Aquino mum on DAP ruling
Understandably, in the face of so big a setback, President Aquino retreated into silence, and his spokesmen withheld comment on the Supreme Court’s ruling, saying, “We can’t issue a comment since we haven’t seen the decision.”
Lacierda opted to defend the DAP as being good for the country. He said:
“We strongly believe that the DAP has benefited the country when we had a quarter where there was a very low GDP (gross domestic product), we implemented the DAP and it contributed to the various programs of the government, the various agencies.”
Some media organizations, no doubt on the urging of Palace spin doctors, tried to depict the SC decision as having declared only that the DAP is “partially unconstitutional.”

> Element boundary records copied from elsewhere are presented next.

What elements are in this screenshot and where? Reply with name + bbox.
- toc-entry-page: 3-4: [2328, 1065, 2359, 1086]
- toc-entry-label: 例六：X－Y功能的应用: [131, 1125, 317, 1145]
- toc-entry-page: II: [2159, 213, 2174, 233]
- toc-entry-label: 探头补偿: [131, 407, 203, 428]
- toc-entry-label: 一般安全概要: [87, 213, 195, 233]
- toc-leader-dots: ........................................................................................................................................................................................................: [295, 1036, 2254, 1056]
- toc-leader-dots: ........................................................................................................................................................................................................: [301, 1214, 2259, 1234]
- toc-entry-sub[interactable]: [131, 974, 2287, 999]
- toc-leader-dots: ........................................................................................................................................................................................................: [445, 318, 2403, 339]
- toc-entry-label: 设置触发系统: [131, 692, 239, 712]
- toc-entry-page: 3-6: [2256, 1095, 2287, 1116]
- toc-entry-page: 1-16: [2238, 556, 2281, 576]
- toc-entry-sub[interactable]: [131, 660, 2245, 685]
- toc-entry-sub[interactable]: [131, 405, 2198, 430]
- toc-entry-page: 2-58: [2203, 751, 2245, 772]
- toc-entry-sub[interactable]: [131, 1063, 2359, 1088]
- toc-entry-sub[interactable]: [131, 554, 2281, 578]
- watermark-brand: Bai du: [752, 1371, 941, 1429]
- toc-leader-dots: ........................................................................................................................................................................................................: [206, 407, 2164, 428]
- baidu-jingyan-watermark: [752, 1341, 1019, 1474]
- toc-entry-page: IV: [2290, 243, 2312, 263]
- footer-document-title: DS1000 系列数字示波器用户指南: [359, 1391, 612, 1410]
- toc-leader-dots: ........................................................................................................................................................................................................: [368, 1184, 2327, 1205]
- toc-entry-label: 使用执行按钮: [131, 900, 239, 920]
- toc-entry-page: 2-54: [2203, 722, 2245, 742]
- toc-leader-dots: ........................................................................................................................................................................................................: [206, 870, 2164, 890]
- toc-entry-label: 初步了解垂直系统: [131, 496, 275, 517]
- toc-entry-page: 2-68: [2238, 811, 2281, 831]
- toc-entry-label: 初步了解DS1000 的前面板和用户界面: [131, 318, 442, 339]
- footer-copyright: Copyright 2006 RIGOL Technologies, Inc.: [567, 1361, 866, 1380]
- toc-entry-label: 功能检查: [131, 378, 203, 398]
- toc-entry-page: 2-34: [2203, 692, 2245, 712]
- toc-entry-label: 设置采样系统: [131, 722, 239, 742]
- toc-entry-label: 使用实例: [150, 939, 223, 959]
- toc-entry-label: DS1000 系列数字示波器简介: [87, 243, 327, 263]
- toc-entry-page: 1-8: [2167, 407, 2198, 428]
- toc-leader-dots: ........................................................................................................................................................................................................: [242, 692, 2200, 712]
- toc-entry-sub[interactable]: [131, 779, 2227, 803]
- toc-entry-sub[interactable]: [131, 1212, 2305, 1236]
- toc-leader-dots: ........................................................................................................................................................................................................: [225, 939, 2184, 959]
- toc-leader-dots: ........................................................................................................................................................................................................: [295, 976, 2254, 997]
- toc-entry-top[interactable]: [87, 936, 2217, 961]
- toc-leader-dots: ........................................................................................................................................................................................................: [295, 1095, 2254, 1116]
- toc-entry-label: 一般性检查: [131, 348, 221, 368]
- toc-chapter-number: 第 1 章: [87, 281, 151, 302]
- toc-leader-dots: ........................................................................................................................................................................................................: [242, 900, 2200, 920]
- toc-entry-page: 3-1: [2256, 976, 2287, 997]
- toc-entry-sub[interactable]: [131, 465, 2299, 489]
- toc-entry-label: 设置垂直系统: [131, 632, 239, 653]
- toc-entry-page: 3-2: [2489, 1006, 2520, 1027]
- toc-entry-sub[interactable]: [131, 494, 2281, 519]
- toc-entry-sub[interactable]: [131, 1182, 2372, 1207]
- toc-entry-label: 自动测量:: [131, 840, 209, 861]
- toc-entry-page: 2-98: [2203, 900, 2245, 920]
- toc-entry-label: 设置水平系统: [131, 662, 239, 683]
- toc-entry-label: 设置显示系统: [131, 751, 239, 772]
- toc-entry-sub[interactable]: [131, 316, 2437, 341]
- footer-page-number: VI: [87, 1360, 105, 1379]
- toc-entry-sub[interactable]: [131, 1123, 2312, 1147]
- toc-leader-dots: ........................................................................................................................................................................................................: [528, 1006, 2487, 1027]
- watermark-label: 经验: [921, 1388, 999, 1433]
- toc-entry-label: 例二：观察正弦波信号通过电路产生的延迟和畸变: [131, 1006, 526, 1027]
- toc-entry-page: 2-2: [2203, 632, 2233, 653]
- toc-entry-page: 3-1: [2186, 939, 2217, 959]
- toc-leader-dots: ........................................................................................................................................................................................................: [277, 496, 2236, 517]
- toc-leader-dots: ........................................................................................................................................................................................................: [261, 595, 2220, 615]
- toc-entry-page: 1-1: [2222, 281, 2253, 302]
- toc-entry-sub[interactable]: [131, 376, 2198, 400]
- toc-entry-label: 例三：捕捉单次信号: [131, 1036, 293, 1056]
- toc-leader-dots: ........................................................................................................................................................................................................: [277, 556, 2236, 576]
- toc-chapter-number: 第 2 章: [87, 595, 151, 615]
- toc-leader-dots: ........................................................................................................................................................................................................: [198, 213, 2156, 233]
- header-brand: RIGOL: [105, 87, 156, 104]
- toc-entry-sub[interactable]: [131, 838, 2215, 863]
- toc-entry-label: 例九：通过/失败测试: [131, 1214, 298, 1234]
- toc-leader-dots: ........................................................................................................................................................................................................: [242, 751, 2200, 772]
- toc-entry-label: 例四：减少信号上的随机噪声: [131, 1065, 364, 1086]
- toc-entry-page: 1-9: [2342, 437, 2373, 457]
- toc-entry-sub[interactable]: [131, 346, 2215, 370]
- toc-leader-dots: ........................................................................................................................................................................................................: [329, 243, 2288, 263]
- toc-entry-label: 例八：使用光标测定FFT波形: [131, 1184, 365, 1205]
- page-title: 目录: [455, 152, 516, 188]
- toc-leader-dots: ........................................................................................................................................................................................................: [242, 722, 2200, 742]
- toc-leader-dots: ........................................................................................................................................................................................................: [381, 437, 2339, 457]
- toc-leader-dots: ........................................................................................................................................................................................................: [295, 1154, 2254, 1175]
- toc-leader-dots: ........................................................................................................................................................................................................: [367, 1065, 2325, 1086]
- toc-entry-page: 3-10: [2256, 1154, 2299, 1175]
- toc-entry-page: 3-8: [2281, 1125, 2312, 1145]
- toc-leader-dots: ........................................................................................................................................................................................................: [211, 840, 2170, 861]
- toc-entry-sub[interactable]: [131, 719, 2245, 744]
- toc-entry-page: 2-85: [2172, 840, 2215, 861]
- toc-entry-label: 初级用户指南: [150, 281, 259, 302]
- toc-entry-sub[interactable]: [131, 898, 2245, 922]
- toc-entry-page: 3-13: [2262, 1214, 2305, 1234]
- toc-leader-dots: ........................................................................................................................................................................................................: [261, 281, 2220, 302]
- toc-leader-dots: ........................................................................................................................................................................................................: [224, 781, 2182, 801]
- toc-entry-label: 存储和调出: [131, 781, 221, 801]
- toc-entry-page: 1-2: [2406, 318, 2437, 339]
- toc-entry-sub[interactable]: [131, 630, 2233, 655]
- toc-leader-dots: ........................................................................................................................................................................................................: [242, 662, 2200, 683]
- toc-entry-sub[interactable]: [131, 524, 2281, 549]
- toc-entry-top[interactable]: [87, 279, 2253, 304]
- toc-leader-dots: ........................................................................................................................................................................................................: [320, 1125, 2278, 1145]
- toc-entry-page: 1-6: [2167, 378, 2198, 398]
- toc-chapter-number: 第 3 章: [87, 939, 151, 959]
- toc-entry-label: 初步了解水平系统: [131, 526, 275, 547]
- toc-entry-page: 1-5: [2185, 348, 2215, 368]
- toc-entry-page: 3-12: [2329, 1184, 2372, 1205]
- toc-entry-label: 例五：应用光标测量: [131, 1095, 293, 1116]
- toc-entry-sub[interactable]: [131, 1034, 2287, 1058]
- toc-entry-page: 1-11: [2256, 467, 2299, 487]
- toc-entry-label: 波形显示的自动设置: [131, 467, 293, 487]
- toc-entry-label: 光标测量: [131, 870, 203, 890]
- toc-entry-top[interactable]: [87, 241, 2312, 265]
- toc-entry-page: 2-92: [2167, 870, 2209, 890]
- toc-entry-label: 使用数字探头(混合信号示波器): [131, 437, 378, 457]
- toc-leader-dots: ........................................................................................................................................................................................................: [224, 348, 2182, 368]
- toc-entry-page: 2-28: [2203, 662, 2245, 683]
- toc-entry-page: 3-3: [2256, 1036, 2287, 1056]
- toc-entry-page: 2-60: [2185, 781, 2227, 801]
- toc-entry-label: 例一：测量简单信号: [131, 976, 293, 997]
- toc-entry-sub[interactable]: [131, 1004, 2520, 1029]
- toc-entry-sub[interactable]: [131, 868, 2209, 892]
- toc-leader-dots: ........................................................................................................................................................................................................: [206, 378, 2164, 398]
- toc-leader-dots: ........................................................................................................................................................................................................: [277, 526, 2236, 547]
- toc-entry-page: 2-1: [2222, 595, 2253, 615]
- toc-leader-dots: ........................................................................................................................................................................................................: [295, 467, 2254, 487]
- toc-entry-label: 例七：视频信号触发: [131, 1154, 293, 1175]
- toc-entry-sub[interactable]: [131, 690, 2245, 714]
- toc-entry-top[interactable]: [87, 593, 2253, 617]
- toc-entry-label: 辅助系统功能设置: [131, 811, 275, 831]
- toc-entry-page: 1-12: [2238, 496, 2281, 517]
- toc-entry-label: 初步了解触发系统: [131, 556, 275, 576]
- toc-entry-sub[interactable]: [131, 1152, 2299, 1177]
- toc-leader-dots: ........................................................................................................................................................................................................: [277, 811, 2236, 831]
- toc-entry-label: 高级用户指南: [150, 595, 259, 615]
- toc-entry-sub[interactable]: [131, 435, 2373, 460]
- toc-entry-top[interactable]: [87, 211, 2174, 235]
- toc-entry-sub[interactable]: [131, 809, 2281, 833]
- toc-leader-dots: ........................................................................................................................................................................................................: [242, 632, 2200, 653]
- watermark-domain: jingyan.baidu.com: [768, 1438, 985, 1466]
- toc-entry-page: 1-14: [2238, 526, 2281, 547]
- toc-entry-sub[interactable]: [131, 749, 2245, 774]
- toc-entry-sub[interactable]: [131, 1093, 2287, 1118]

This spin enraged many and many took to the Internet to dispel it as
disinformation and propaganda.
One resourceful Netizen got hold of lawyers to analyze the SC decision. He came back with this well-informed post:
“The DAP IS 100 percent unconstitutional!
“The word “partially” only appears because not every prayer the petitioners asked for was granted, but the court nevertheless pronounced DAP as unconstitutional. I haven’t read the Supreme Court decision on DAP, but my guess is, like the PDAF ruling, the Supreme Court denied petitioners’ prayer for a full audit and/or disclosure of public documents (e.g. names of recipients, other projects, etc.). The Supreme Court has written time and again that the proper remedy for petitioning for full public disclosure of documents pursuant to Section 7 of Article III of the Constitution is through the filing of a Writ of Mandamus.”
For myself, I will just say to my compatriots, let us enjoy this moment of victory of constitutional government in our country. Let’s not worry that the SC decision does not settle or solve all the problems of national life, let us rather be grateful that it has cut off one sick, malignant branch.
This way, the tree of Philippine democracy can grow again.